Well Just use complex numbers Let $a,b,c$ lie on the unit circle . I don't like vectors (Alone) , so we use the fact that the diagonals of a parallelogram bisect each other to get $p=a+b$ and $q=a+b+c$, Thus $q$ is the orthocenter . Moral of the story , Don't be sticky with Synthetic solutions. Like complex numbers finish this in a second or two.

We have $OA=OB=OC$ because $O$ is the circumcenter of $ABC$, so the paralellograms imply that $PA=PB=PQ$, hence $P$ is the circumcenter of $ABQ$, this gives$$\angle AQB=180^\circ -\frac{\angle BPA}{2}=180^\circ -\frac{\angle AOB}{2}=180^\circ -\angle ACB.$$Observe that $OA=OB$ and $PA=PB$ imply that $OP\perp AB$, so $CQ\perp AB$. Hence $Q$ is the orthocenter of $ABC$.

βλέπε σχήμα:

$$Q=P+C=A+B+C$$

Clarly $P$ is the reflection of $O$ wrt $AB.$ So $Q$ is a point in the $C-altitude$ such that $OP=CQ.$ Clarly the orthocenter satisfies this lenght condition, and thus we are donne.

So we use complex numbers... Set $(ABC)$ as the unit circle. We got $p+0=a+b$ so $p=a+b$. We got $c+p=0+q$ so $q=c+p=a+b+c$ which means $Q$ is the orthocenter.

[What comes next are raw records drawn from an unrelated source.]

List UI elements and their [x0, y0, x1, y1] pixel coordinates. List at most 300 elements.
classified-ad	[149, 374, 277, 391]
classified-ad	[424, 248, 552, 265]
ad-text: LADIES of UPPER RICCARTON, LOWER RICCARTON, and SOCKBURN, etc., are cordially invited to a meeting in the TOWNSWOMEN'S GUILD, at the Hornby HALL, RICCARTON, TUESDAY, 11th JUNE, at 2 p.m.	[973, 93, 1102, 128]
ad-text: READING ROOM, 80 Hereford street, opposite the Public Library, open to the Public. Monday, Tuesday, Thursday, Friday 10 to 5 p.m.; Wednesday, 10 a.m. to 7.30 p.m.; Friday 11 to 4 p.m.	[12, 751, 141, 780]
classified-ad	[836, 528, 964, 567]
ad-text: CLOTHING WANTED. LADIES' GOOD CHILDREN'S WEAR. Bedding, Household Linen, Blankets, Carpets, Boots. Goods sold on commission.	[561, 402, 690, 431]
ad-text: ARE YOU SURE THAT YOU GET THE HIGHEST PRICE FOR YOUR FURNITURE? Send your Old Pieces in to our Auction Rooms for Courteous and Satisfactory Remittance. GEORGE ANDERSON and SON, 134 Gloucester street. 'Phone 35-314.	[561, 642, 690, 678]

Complex is actually quite immediate but we give a synthetic solution anyways. First, we show $Q$ lies on $\overline{CH}$. Claim : The line $\overline{CQ}$ is infact the $C$-altitude of $\triangle ABC$. We note that, \begin{align*} \measuredangle QCO &= \measuredangle POC \\ &= \measuredangle POB + \measuredangle BOC\\ &= \measuredangle OPA + \measuredangle BOC \\ &= \measuredangle AOP + \measuredangle BOC\\ &= 90 + \measuredangle OAB + \measuredangle BOC \\ &= \measuredangle ACB + 2\measuredangle BAC \end{align*}Also, we can verify that \begin{align*} \measuredangle HCO & = \measuredangle BCA + 2 \measuredangle ACO\\ &= \measuredangle BCA + \measuredangle AOC\\ &= \measuredangle BCA + 2 \measuredangle ABC \\ &= \measuredangle ACB + 2 \measuredangle BAC \end{align*}from which it is clear that $\measuredangle QCO = \measuredangle HCO$ which implies that $Q$ lies on $\overline{CH}$ as claimed. Now, it is well known that (and easy to prove) if $M_C$ is the midpoint of $AB$ and $N_C$ is the midpoint of $CH$, then $CN_CM_CO$ is a parallelogram. First note that since in a parallelogram, diagonals bisect each other, $PO$ passes through the midpoint of $AB$ (which is $M_C$). Thus, \[QC = OP = 2OM_C = 2CN_C=CH\]But combining this with the previous fact, concludes that indeed $Q$ is the orthocenter of $\triangle ABC$ and we are done.

Clearly the point $Q$ is unique. Let $H$ be the orthocentre of $\Delta ABC$. Our goal is to prove that $COPH$ is a parallelogram. Observe that if $F$ is the midpoint of $AB$, then $OF \perp AB \implies P \text{ is the reflection of } O \text{about line} AB$. Now clearly $OP \parallel CH$, and also $OP = 2R\cos C = CH$ where $R$ is the circumradius of $\Delta ABC$, from standard trigonometry results, so we are done.